A convoy of 100+ Christians, including at least fifteen families, will leave Afghanistan to make a new life in Pakistan. It is not a hospitable country for Christians, but Afghanistan has become much worse with the Taliban in charge. Leaders of house churches have already received threatening letters from the Taliban, warning them that they know where they are and what they are doing. They are ‘on a list.’ The convoy is being led by a pastor who serves ten Afghan house churches. He was a Muslim until his life was turned around when someone shared the Gospel with him. The ages of the people in this convoy range from three months to 70 years. There are no buses, no trains running between Afghanistan and Pakistan: so this convoy will be taking, for lack of a better word, taxis. Ask God to give them strength and ask Him to frustrate the plans of any wanting to stop them.
Incredibly, many believe Afghanistan has the second-fastest growing church in the world, next to Iran. There are reports of Afghan Christians choosing to stay and share the gospel, saying, ‘we don’t care, we’re here because we love this nation, we love our people, and we’re going to share the gospel regardless, even if it means losing our lives.’ In one village that was taken over a few weeks ago, the Christians started sharing Bible stories with the Taliban, some of whom have been studying the Bible and praying. They haven’t made a confession of faith yet but seem very interested. The fearless nature of these believers reminds us of those in the Book of Revelation: ‘They overcame him by the blood of the Lamb and the word of their testimony. They did not love their lives unto death.’ We are seeing this in real time.

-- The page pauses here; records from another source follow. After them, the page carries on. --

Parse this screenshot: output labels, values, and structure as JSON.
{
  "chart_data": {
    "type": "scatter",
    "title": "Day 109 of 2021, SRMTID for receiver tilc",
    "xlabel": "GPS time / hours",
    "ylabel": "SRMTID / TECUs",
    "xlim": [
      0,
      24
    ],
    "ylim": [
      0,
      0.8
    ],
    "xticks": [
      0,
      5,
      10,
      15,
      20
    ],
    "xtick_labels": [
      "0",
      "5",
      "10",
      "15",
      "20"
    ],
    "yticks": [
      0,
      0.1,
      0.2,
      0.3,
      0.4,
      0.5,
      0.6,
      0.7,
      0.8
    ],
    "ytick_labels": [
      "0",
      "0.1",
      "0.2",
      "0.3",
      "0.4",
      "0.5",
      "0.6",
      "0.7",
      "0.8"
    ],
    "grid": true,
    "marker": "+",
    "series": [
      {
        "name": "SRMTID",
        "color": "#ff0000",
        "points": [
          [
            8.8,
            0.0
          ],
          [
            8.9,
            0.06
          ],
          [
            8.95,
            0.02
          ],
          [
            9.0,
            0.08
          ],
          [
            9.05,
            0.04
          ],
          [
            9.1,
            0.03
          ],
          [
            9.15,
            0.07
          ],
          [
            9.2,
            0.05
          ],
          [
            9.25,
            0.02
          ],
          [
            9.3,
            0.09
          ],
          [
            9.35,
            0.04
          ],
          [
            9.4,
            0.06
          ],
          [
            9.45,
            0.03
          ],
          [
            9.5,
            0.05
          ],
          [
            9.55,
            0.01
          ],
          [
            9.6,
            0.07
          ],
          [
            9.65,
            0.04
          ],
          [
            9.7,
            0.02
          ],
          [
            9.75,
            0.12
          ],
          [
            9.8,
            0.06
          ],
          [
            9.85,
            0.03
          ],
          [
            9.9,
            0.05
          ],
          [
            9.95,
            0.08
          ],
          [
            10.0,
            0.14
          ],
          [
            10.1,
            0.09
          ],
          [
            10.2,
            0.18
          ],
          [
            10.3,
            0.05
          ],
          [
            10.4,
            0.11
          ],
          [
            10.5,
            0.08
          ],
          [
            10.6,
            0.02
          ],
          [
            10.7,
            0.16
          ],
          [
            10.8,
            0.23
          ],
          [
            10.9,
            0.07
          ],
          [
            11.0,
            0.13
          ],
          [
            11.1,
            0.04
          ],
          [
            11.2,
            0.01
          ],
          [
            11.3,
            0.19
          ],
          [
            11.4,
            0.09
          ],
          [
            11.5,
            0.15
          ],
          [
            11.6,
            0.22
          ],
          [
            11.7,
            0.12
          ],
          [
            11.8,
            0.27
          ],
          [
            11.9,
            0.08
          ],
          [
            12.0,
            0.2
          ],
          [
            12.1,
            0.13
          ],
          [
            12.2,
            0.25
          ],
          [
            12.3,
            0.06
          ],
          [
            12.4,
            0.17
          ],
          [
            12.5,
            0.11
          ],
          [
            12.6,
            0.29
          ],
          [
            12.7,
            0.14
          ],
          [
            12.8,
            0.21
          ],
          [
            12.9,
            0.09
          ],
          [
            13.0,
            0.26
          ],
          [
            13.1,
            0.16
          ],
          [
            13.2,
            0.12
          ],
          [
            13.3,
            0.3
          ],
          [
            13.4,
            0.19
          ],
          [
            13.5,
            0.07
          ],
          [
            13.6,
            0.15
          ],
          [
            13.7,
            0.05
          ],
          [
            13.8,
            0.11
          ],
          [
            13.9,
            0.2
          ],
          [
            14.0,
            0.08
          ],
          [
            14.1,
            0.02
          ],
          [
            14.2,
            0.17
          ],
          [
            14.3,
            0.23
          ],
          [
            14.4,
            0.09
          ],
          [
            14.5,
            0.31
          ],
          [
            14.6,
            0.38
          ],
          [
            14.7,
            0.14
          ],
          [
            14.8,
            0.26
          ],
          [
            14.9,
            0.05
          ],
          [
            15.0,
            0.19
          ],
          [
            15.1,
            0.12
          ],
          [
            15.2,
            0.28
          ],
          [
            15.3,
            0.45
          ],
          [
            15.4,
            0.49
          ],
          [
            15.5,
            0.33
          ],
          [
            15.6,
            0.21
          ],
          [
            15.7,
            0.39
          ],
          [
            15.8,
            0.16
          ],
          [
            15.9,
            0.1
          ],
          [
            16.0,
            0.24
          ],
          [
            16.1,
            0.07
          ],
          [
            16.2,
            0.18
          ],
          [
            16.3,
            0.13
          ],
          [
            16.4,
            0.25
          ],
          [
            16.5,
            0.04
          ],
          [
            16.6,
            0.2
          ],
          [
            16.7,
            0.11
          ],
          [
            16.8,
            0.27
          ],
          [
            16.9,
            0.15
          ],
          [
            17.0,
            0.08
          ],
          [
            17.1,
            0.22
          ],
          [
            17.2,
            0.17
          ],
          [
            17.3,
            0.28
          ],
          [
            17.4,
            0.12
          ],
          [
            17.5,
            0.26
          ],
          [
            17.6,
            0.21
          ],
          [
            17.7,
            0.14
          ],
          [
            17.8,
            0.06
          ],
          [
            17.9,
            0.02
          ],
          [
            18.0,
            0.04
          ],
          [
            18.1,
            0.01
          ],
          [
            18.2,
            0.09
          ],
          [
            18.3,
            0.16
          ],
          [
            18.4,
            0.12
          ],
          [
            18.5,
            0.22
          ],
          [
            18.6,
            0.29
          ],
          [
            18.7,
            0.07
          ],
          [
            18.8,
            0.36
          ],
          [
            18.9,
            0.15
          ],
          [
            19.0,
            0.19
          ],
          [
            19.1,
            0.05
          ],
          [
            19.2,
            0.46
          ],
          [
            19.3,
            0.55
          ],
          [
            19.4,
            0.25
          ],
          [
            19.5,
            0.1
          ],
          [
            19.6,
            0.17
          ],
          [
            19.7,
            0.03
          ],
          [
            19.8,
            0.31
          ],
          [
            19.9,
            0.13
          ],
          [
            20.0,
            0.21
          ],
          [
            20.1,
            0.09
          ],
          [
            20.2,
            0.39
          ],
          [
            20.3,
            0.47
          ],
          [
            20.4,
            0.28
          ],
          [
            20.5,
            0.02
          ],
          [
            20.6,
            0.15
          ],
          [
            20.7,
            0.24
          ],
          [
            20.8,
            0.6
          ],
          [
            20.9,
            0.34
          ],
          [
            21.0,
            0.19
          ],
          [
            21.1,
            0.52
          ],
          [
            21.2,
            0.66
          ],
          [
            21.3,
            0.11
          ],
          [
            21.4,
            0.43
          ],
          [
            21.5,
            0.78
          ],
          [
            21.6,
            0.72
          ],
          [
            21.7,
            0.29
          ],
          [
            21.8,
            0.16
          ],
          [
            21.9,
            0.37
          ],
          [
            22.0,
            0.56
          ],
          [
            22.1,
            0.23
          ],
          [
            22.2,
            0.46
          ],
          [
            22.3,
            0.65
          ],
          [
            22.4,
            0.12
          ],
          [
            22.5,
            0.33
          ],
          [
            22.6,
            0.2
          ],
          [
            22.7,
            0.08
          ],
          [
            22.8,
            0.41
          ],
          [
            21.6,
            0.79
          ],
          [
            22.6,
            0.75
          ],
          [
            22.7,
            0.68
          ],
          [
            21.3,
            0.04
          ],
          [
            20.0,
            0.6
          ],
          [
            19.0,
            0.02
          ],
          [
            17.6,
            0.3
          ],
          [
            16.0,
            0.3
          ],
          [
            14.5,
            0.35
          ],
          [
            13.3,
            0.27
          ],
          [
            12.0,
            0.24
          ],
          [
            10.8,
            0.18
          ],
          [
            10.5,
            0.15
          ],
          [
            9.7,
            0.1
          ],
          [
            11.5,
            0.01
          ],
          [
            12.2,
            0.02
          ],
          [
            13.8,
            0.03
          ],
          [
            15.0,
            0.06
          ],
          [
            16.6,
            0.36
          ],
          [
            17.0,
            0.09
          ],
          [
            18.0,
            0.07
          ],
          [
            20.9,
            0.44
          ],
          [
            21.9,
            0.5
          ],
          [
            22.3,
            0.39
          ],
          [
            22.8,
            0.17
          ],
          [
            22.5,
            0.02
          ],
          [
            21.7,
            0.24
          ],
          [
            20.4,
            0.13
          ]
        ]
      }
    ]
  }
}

Over 100 churches have joined forces to help Afghan refugees settle in the UK. Christian charities Welcome Churches and the Hospitality Pledge are encouraging churches to join them in supporting refugees - particularly in areas where the resettlements will be. Dr Krish Kandiah, founder of adoption charity Home for Good and leader of the Hospitality Pledge project, said, ‘It has been so amazing to see churches step forward and get involved. We have identified some of the regions where resettlement hotels will be and are working with the Home Office to provide practical support.’ People arrive with very little, and lightweight clothing - they are cold, even in summer. Churches are sourcing clothing and prams, but the biggest need is accommodation. Groups of 100 are put in hotels, not the best place for families. Dr Kandiah hopes to utilise Christian retreats and conference centres for families, and has launched an emergency Afghan fund.